Range, which is familiar to those of us who focus upon the Caribbean, as the developer of several 5-star hotel and resort projects, in jurisdictions where Citizenship by Investment laws require investments of some kind, such as in St Kitts and Dominica, chose as its principal contractor in Al-Randatain the Tadbir Construction Development Group, which is an Iranian company. What's wrong with this picture ?

Tadbir is not only owned by the senior leadership of the Islamic Republic of Iran, it is part of an elaborate Iranian plan where profits are kept from the Iranian government treasury, and distributed to those groups at the top of Iran's power structure, and yes, it is also OFAC-sanctioned.

How does a non-US corporation, with a project outside the United Stated, run afoul of American sanctions ? it's simple:

(1) First,  Range offered investments, in Al-Randatain, to American Muslims, from two of its US-based offices, and through at least seven sales promotions, all conducted inside the United States. Purchasers were sending pre-construction deposits, some of which were obviously turned over to Tadbir, for constriction costs. Was American money going into the accounts of an OFAC-sanctioned entity from Iran ? Tadbir was to receive units in the project, as part of its compensation.

(2) Then, Range ran into serious cash flow problems, at the Al-Randatain site. Some reports allege that the financial difficulties were due to corruption, and the illegal diversion of funds, but Range ultimately sold its entire interest to Tadbir. Were the deposits of American purchasers not now flowing into Tadbir's accounts, with Tadbir an OFAC-sanctioned entity ? Of source they were.

(3) Other analysts fear that, when cash flow became a real problem at Al-Randatain, some of the deposits, made by Americans, for the Park Hyatt (St Kitts) might have found their way into the Karbala project, and its Iranian contractor. We cannot confirm whether this occurred, but a routine audit would certainly put to rest this nagging question.
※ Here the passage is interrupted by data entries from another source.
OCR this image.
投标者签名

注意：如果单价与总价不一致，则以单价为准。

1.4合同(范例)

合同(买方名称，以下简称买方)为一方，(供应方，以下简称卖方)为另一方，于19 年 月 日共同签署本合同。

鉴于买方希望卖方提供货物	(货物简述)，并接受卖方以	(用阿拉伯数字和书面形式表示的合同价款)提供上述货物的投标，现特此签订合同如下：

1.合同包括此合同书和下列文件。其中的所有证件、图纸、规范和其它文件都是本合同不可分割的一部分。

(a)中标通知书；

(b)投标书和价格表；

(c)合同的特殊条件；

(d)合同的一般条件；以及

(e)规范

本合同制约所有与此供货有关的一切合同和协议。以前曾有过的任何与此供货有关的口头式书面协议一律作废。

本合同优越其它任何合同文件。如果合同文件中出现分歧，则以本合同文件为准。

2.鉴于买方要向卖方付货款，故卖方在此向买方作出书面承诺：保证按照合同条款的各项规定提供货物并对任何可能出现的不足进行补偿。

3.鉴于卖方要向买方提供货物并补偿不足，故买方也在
So, the question remains, where was OFAC in all this ? They were alerted, I can tell you from personal knowledge. Americans sending funds to Iraq would certainly ring bells in my shop, I assure you. Were Suspicious Activity Reports (SARs) filed in some of these transactions ? Were the US sales promotions, of an Iraqi project publicly known to be under construction by an Iranian contractor, red flagged by anyone in US law enforcement ? Obviously not, because there have been no OFAC Civil Penalties levied in this matter, against Range, or any other entity.

We wonder whether there were political considerations involved; Iraq is stated to be an ally of the United States, though realistically, it is now within the Iranian sphere of influence. We hope this was not some well-intentioned State Department decision that resulted in Americans funding Iran.